Same-sex couple rejected by bridal boutique fires back
A gay couple who was turned away from a bridal store for reasons of “faith” is hitting back on social media.
On July 8, Julie Ann Samanas, 30, and Shannon Kennedy, 34, visited W.W. Bridal Boutique in Bloomsburg, Pennsylvania, to purchase Julie’s wedding dress (to match Kennedy’s custom-made tux) for their March 2018 nuptials.
“We arrived for our appointment and were asked to fill out a questionnaire about our budget and the dress, and where it asked for the groom’s name, Julie wrote ‘bride,’” Kennedy, a corrections officer, told Yahoo Style.
According to Kennedy, a saleswoman helping the couple then asked, “Is this for a same-sex wedding?” When Shannon answered yes, the woman replied, “We don’t know if you’ve heard, but we’re Christian and we don’t believe in same-sex marriage. We can’t sell you a dress.”
Stunned, the couple of one year looked at each other. “We were just like, ‘OK…’” says Kennedy. “Then we went to our next dress appointment.”

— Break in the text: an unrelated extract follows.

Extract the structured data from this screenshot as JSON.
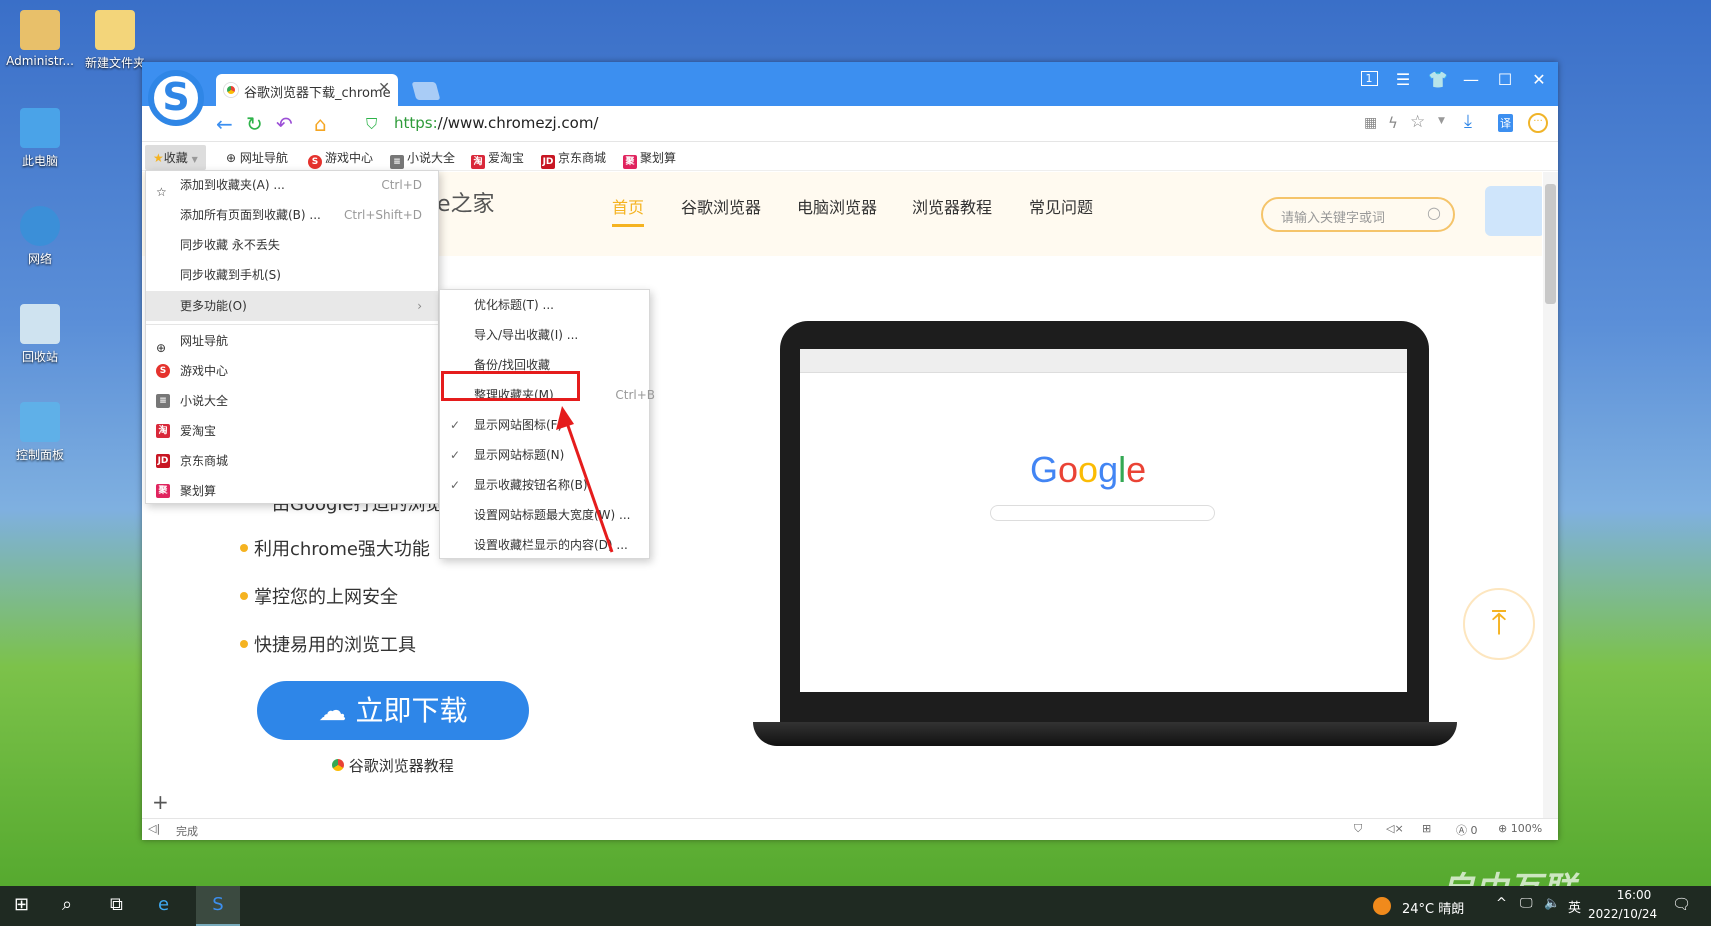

Later that afternoon, Julie Ann posted about the experience on Facebook. “I’ll gladly take my money somewhere else, when a business won’t allow you to try on wedding dresses simply because you’re gay,” she wrote, tagging the bridal store.
The post received hundreds of comments and many called the incident “unacceptable” and discriminatory.
W.W. Bridal Boutique co-owner Victoria Miller did not return Yahoo Style’s request for comment. But according to Philadelphia Gay News, the store posted and then deleted the following message: “The owners of W.W. Bridal Boutique reserve the rights afforded to them by the First Amendment of the Constitution to live out our lives according to our faith. ‘Congress shall make no law respecting an establishment of religion, or prohibiting the free exercise thereof.’ We will continue to serve our customers based on the tenets of our faith.”
This is the second time that W.W. Bridal Boutique has been involved in a discrimination incident, according to PGN. The site reports that in 2014, the owners refused to give an appointment to a lesbian couple, sparking the Bloomsburg town council to propose an LGBT nondiscrimination ordinance, which ultimately did not pass.
However, Samanas and Kennedy refuse to let the negative experience ruin their search for the perfect wedding dress. “The other bridal stores we’ve visited were awesome,“ says Kennedy. “Now, Julie is narrowing down her choices.”